Poucas horas após o anúncio da presidente Cristina Kirchner sobre a nacionalização da petrolífera Repsol-YPF, a discussão entre governistas, opositores, empresários e consultores energéticos é sobre quanto vale a empresa.

O presidente da Repsol, Antonio Brufau, disse que a expropriação pelos 51% da companhia custaria US$ 10,5 bilhões.

O vice-ministro da Economia da Argentina, Axel Kicillof, sugeriu que não se pagará esse preço. "Dez bilhões de dólares? De onde tiraram esse valor?", questionou Kicillof.

Ele afirmou ainda que a empresa tem dívidas no valor aproximado de US$ 9 bilhões e indicou que a empresa poderia pagar por "passivos ambientais" (acidentes ecológicos) no país.

O ministro do Planejamento, Julio de Vido, completou que a companhia teria deixado problemas no setor de infraestrutura em algumas províncias argentinas.

De Vido e Kicillof são os interventores da empresa desde segunda-feira, quando a presidente anunciou o projeto de lei de expropriação e um decreto pela intervenção.

"Dívidas, desastres ecológicos, problemas de infraestrutura.

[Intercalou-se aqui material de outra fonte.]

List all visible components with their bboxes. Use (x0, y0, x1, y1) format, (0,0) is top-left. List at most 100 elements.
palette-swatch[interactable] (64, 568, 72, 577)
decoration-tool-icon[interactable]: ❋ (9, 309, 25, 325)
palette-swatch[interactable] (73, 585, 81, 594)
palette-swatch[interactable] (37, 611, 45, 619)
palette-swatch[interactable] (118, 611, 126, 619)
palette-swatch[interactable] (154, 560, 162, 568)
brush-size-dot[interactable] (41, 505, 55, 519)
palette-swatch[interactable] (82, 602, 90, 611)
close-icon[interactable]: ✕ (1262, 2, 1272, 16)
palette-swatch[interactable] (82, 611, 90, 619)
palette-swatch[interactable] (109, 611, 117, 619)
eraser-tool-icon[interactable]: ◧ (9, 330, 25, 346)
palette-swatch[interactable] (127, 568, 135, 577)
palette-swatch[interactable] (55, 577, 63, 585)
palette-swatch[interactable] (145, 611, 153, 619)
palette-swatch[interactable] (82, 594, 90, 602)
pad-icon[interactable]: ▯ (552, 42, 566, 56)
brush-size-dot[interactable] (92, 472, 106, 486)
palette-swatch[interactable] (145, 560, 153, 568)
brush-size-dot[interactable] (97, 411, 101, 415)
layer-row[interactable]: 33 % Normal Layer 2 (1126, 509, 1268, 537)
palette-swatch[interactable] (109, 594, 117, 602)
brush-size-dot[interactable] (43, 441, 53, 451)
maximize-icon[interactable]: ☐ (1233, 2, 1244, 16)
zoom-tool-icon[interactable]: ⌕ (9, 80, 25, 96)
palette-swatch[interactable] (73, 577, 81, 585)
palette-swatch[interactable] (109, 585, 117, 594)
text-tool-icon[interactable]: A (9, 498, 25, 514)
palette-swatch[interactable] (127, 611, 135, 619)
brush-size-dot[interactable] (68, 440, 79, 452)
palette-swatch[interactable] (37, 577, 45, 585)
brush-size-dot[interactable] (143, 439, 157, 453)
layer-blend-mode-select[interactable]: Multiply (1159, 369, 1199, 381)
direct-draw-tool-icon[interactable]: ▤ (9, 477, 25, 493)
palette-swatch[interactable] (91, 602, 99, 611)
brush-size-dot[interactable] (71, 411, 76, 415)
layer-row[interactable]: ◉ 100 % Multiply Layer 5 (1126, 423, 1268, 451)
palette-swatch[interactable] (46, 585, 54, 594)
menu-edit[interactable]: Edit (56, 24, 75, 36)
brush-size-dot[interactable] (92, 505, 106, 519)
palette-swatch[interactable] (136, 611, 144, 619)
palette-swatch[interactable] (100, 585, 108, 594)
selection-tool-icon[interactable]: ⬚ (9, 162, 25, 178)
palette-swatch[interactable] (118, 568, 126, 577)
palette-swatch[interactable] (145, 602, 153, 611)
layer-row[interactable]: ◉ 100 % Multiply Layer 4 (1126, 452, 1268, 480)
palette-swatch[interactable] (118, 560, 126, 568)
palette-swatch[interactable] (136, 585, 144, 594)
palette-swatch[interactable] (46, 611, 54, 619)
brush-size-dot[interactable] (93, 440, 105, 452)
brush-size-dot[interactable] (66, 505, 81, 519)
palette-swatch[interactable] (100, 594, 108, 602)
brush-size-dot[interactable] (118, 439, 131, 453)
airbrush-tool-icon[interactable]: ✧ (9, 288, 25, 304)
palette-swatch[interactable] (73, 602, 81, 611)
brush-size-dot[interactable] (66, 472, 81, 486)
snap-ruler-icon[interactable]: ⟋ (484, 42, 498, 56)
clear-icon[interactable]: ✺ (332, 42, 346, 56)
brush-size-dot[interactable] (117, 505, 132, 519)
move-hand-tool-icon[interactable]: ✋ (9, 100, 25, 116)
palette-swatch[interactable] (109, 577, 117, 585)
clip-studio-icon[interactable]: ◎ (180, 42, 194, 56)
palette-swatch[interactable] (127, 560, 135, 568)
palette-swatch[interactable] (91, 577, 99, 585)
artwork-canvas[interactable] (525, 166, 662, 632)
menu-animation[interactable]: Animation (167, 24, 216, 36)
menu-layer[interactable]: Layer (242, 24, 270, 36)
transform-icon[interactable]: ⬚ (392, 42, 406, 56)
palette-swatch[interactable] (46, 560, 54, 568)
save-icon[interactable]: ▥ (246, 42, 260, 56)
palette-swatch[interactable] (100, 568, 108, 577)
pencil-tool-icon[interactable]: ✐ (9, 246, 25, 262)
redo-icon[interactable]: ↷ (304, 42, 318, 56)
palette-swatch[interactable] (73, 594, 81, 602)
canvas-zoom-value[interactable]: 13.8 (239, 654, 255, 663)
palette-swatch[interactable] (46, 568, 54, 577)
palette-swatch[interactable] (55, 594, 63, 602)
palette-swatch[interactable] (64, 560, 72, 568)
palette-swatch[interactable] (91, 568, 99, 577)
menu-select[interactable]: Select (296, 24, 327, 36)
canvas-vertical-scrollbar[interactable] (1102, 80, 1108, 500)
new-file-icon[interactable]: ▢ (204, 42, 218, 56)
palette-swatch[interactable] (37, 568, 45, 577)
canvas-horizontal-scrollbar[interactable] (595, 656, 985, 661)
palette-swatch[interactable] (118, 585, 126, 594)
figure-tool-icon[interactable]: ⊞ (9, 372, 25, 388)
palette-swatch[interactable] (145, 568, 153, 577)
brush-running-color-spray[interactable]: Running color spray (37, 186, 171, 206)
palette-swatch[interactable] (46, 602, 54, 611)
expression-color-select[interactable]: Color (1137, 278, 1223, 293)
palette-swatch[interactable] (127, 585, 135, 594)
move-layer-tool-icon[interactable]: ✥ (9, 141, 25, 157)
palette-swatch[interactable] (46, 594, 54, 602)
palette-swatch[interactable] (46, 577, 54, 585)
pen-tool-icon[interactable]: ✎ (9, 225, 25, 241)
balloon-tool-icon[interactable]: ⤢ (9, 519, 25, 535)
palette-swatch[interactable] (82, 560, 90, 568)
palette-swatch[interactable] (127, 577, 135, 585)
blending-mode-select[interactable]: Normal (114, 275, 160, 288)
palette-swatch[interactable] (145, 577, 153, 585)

Em síntese, quanto a Argentina quer pagar pela empresa? Zero", afirmou, nesta quarta, o analista político da emissora de televisão TN (Todo Notícias) Adrián Ventura.

'Confisco'

Brufau afirmou que o preço da empresa não será definido por Kicillof, sugerindo uma disputa internacional pelo valor real da expropriação.

O ex-secretário de Energia Jorge Lapeña disse que se a Argentina pagar "preço baixo demais" estará formalizando um "confisco" da companhia.

"Não diria que ela vale US$ 12 bilhões, por exemplo, mas também não podemos pagar US$ 2 bilhões, ou estaremos realizando um confisco", afirmou o especialista.

O ex-secretário de Energia Daniel Montamat disse que esta discussão deveria terminar "em um bom acordo" para os dois lados - Repsol e governo argentino.

"Se não houver acordo, as futuras gerações argentinas vão acabar pagando essa conta em algum momento", disse.

Mas ressalvou que o acordo será difícil de ser alcançado. "Os espanhóis falam em até US$ 18 bilhões, baseados em seus estatutos. A Argentina fala em outro método de cálculo, que inclui as dívidas. São métodos diferentes e difíceis para se chegar a um acordo", diz.

A definição do valor da companhia será fixada pelo Tribunal de Taxação, ligado ao Ministério do Planejamento.

Num debate no Senado, onde especialistas foram ouvidos pelos parlamentares, o historiador Nicolas Gadano disse que é difícil saber hoje o valor real da empresa.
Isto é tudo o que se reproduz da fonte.